Ebeveyn ve öğreticiler, hiçbir şekilde acele etmemeli, öğrenme farklılıklarını göz önünde bulundurmalıdırlar. Etkin öğrenme için “El-âlem ne der?” kaygısı bir kenara bırakılmalı, veli bu yönde rahatlatılmalı, öğreticiye güvenmesi sağlanmalıdır.
Şunu da eklemek gerekir ki, evde ebeveyni Kur'an ile hemhal olan, anne karnında Kur'an-ı Kerim okunan, dinleyen, dinletilen çocuklar; Kur'an’a karşı hem okuma, hem öğrenme yönünde çok daha hevesli ve başarılıdırlar.
Kur'an kurslarında yahut Kur'an öğretmekteki en temel gaye sevdirerek, kolaylaştırarak, oyunlaştırarak çocuğa giden bir yol bulmaktır. Zira zeka tipleri farklı farklıdır. Öğretirken bir yandan da çocuğun güzel hatıralar biriktirmesine yardımcı olmak, gök kubbede hoş sada bırakmak mühimdir. “Çocukla birlikte veliyi de eğitime dahil etmek”, yapılagelen bir uygulama olup son derece faydalıdır.
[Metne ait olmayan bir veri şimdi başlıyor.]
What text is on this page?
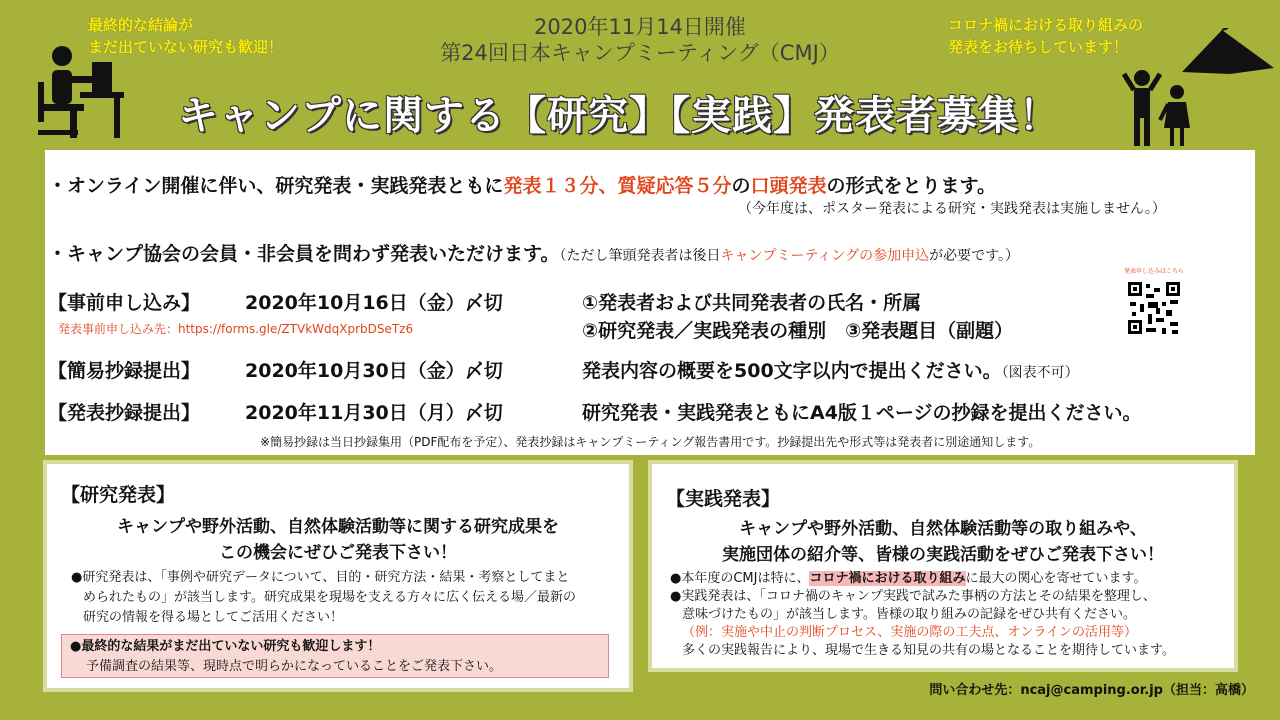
最終的な結論が
まだ出ていない研究も歓迎！
コロナ禍における取り組みの
発表をお待ちしています！
2020年11月14日開催
第24回日本キャンプミーティング（CMJ）
キャンプに関する【研究】【実践】発表者募集！
・オンライン開催に伴い、研究発表・実践発表ともに発表１３分、質疑応答５分の口頭発表の形式をとります。
（今年度は、ポスター発表による研究・実践発表は実施しません。）
・キャンプ協会の会員・非会員を問わず発表いただけます。（ただし筆頭発表者は後日キャンプミーティングの参加申込が必要です。）
【事前申し込み】 2020年10月16日（金）〆切	①発表者および共同発表者の氏名・所属
発表事前申し込み先：https://forms.gle/ZTVkWdqXprbDSeTz6	②研究発表／実践発表の種別　③発表題目（副題）
【簡易抄録提出】 2020年10月30日（金）〆切	発表内容の概要を500文字以内で提出ください。（図表不可）
【発表抄録提出】 2020年11月30日（月）〆切	研究発表・実践発表ともにA4版１ページの抄録を提出ください。
※簡易抄録は当日抄録集用（PDF配布を予定）、発表抄録はキャンプミーティング報告書用です。抄録提出先や形式等は発表者に別途通知します。
発表申し込みはこちら
【研究発表】
キャンプや野外活動、自然体験活動等に関する研究成果を
この機会にぜひご発表下さい！
●研究発表は、「事例や研究データについて、目的・研究方法・結果・考察としてまと
められたもの」が該当します。研究成果を現場を支える方々に広く伝える場／最新の
研究の情報を得る場としてご活用ください！
●最終的な結果がまだ出ていない研究も歓迎します！
予備調査の結果等、現時点で明らかになっていることをご発表下さい。
【実践発表】
キャンプや野外活動、自然体験活動等の取り組みや、
実施団体の紹介等、皆様の実践活動をぜひご発表下さい！
●本年度のCMJは特に、コロナ禍における取り組みに最大の関心を寄せています。
●実践発表は、「コロナ禍のキャンプ実践で試みた事柄の方法とその結果を整理し、
意味づけたもの」が該当します。皆様の取り組みの記録をぜひ共有ください。
（例：実施や中止の判断プロセス、実施の際の工夫点、オンラインの活用等）
多くの実践報告により、現場で生きる知見の共有の場となることを期待しています。
問い合わせ先：ncaj@camping.or.jp（担当：高橋）
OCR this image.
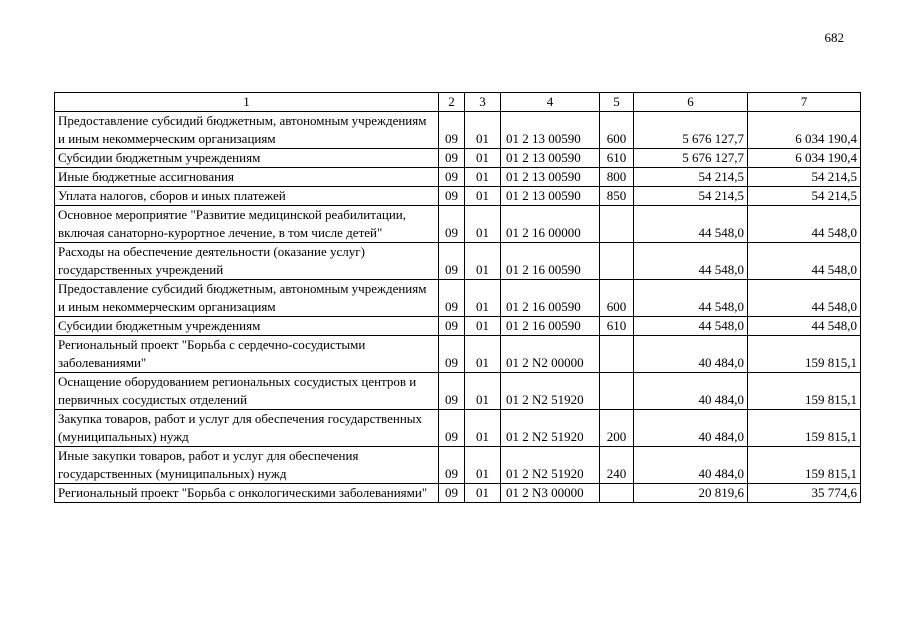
682
1	2	3	4	5	6	7
Предоставление субсидий бюджетным, автономным учреждениям и иным некоммерческим организациям	09	01	01 2 13 00590	600	5 676 127,7	6 034 190,4
Субсидии бюджетным учреждениям	09	01	01 2 13 00590	610	5 676 127,7	6 034 190,4
Иные бюджетные ассигнования	09	01	01 2 13 00590	800	54 214,5	54 214,5
Уплата налогов, сборов и иных платежей	09	01	01 2 13 00590	850	54 214,5	54 214,5
Основное мероприятие "Развитие медицинской реабилитации, включая санаторно-курортное лечение, в том числе детей"	09	01	01 2 16 00000		44 548,0	44 548,0
Расходы на обеспечение деятельности (оказание услуг) государственных учреждений	09	01	01 2 16 00590		44 548,0	44 548,0
Предоставление субсидий бюджетным, автономным учреждениям и иным некоммерческим организациям	09	01	01 2 16 00590	600	44 548,0	44 548,0
Субсидии бюджетным учреждениям	09	01	01 2 16 00590	610	44 548,0	44 548,0
Региональный проект "Борьба с сердечно-сосудистыми заболеваниями"	09	01	01 2 N2 00000		40 484,0	159 815,1
Оснащение оборудованием региональных сосудистых центров и первичных сосудистых отделений	09	01	01 2 N2 51920		40 484,0	159 815,1
Закупка товаров, работ и услуг для обеспечения государственных (муниципальных) нужд	09	01	01 2 N2 51920	200	40 484,0	159 815,1
Иные закупки товаров, работ и услуг для обеспечения государственных (муниципальных) нужд	09	01	01 2 N2 51920	240	40 484,0	159 815,1
Региональный проект "Борьба с онкологическими заболеваниями"	09	01	01 2 N3 00000		20 819,6	35 774,6
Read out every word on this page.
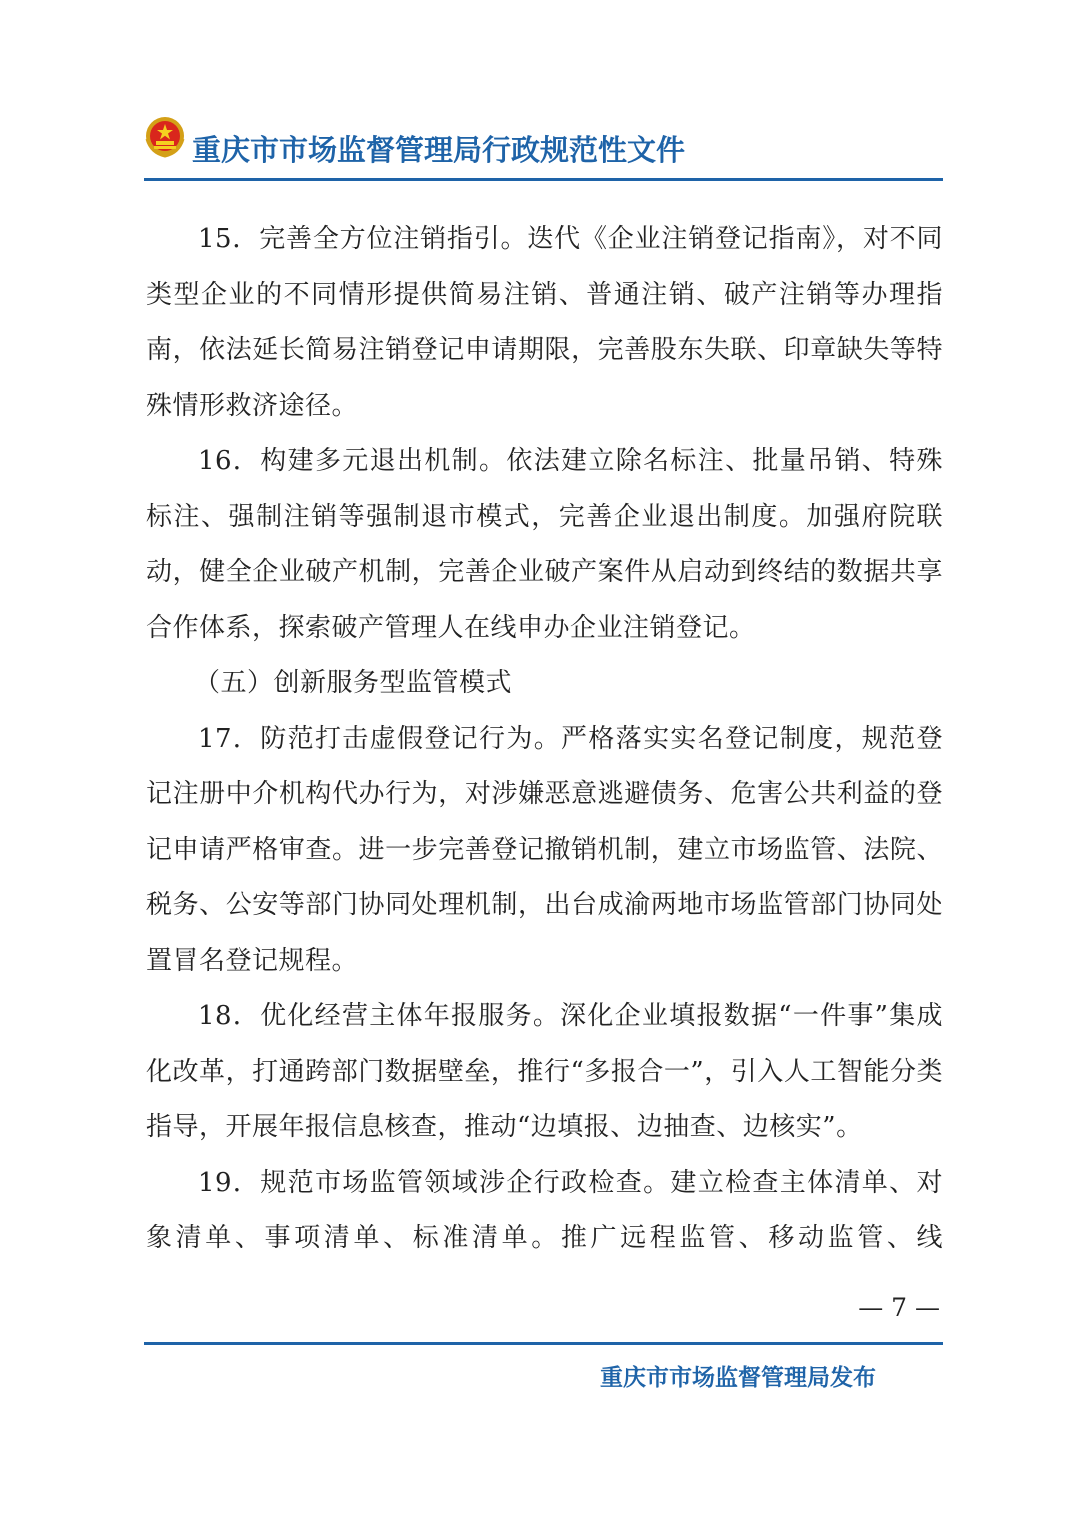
重庆市市场监督管理局行政规范性文件

15．完善全方位注销指引。迭代《企业注销登记指南》，对不同类型企业的不同情形提供简易注销、普通注销、破产注销等办理指南，依法延长简易注销登记申请期限，完善股东失联、印章缺失等特殊情形救济途径。

16．构建多元退出机制。依法建立除名标注、批量吊销、特殊标注、强制注销等强制退市模式，完善企业退出制度。加强府院联动，健全企业破产机制，完善企业破产案件从启动到终结的数据共享合作体系，探索破产管理人在线申办企业注销登记。

（五）创新服务型监管模式

17．防范打击虚假登记行为。严格落实实名登记制度，规范登记注册中介机构代办行为，对涉嫌恶意逃避债务、危害公共利益的登记申请严格审查。进一步完善登记撤销机制，建立市场监管、法院、税务、公安等部门协同处理机制，出台成渝两地市场监管部门协同处置冒名登记规程。

18．优化经营主体年报服务。深化企业填报数据“一件事”集成化改革，打通跨部门数据壁垒，推行“多报合一”，引入人工智能分类指导，开展年报信息核查，推动“边填报、边抽查、边核实”。

19．规范市场监管领域涉企行政检查。建立检查主体清单、对象清单、事项清单、标准清单。推广远程监管、移动监管、线

— 7 —

重庆市市场监督管理局发布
Çocukta öğrendiklerinin bir karakter haline gelmesini sağlamak, kurstan mezun olduktan sonra da velilerle görüşmeyi, çocuklarla alakayı kesmemek; mezun çocukların yaz Kur'an kurslarına devamını sağlamak ve en önemlisi, akademik bilginin her kapıyı açmadığının şuurunda olmak, son derece önemlidir.
İnsan öğretirken çok şey öğrenir. Çocukların insanlara huzur veren, rahatlatan masum yönleri asla unutulmamalı, onların Rabbimizin bize bir emaneti ve bizi cennete götürecek birer velinimet olduğu bilinmelidir.